Au printemps 1930, un groupe de scientifiques et d’artistes a navigué vers une île tropicale appelée Nonsuch aux Bermudes. Ils attendaient un submersible appelé « bathysphère », qui amènerait l’équipe d’hommes et de femmes plus profondément dans l’océan que les humains ne l’avaient jamais fait auparavant et permettrait les premières études des créatures des profondeurs dans leurs eaux naturelles.

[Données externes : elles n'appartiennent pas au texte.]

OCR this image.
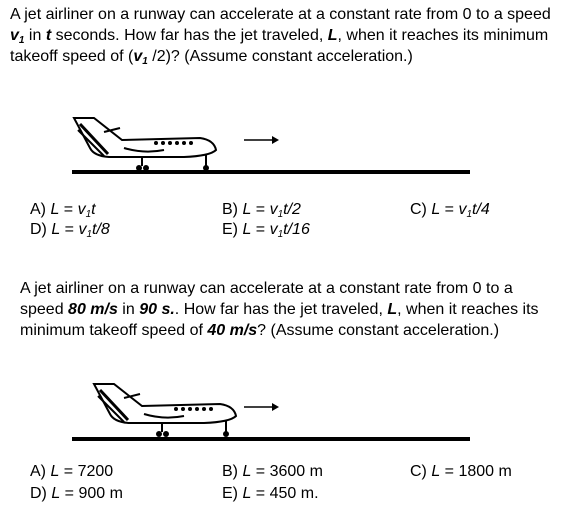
A jet airliner on a runway can accelerate at a constant rate from 0 to a speed $v_1$ in t seconds. How far has the jet traveled, L, when it reaches its minimum takeoff speed of ($v_1$ /2)? (Assume constant acceleration.)
A) $L = v_1t$	B) $L = v_1t/2$	C) $L = v_1t/4$
D) $L = v_1t/8$	E) $L = v_1t/16$
A jet airliner on a runway can accelerate at a constant rate from 0 to a speed 80 m/s in 90 s.. How far has the jet traveled, L, when it reaches its minimum takeoff speed of 40 m/s? (Assume constant acceleration.)
A) L = 7200	B) L = 3600 m	C) L = 1800 m
D) L = 900 m	E) L = 450 m.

La bathysphère – « bathy » signifiant « profond » en grec – était une boule d’acier creuse de moins de cinq pieds de diamètre, dotée de trois petites fenêtres et d’un câble d’acier pour l’attacher à un navire. L’ingénieur Otis Barton et l’architecte naval John Butler l’ont conçue pour une expédition dirigée par William Beebe, un naturaliste du département de recherche tropicale de la New York Zoological Society. Le record de descente aquatique humaine à l’époque n’était que de 525 pieds et Beebe voulait voir quelle vie se cachait plus loin sous les vagues.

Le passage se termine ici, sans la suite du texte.